🤖 AI Summary
This work addresses the challenge of speech enhancement under low signal-to-noise ratio (SNR) conditions by proposing a novel approach based on an absorbing discrete diffusion model. The method models the conditional distribution of clean speech codes in the expressive latent space of a neural audio codec in a non-autoregressive manner and introduces, for the first time, an absorbing discrete diffusion mechanism to the speech enhancement task. To this end, the authors design the RQDiT architecture, which integrates residual vector quantization (RQ) with a diffusion Transformer to effectively capture the hierarchical structure of RQ-encoded representations.
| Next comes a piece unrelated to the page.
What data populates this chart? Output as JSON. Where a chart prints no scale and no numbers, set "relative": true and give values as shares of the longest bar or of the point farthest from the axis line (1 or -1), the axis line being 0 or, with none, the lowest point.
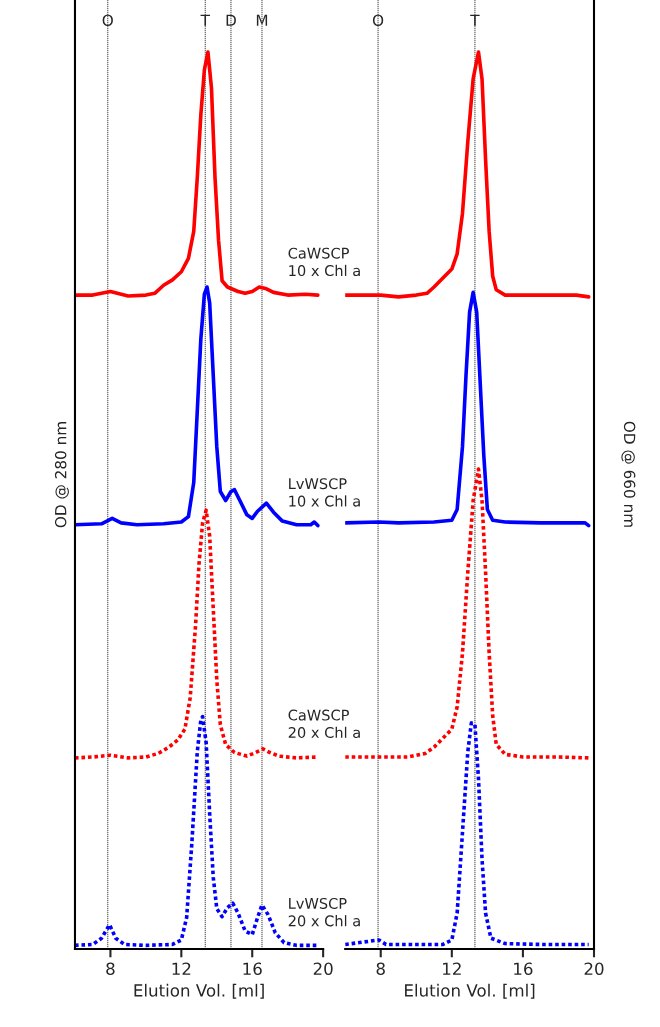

Experimental results demonstrate that the proposed method achieves competitive non-intrusive objective scores on two benchmark datasets, particularly excelling in low-SNR scenarios and with very few sampling steps.
📝 Abstract
Inspired by recent developments in neural speech coding and diffusion-based language modeling, we tackle speech enhancement by modeling the conditional distribution of clean speech codes given noisy speech codes using absorbing discrete diffusion. The proposed approach, which we call ADDSE, leverages both the expressive latent space of neural audio codecs and the non-autoregressive sampling procedure of diffusion models. To efficiently model the hierarchical structure of residual vector quantization codes, we propose RQDiT, which combines techniques from RQ-Transformer and diffusion Transformers for non-autoregressive modeling. Results show competitive performance in terms of non-intrusive objective metrics on two datasets, especially at low signal-to-noise ratios and with few sampling steps. Code and audio examples are available online.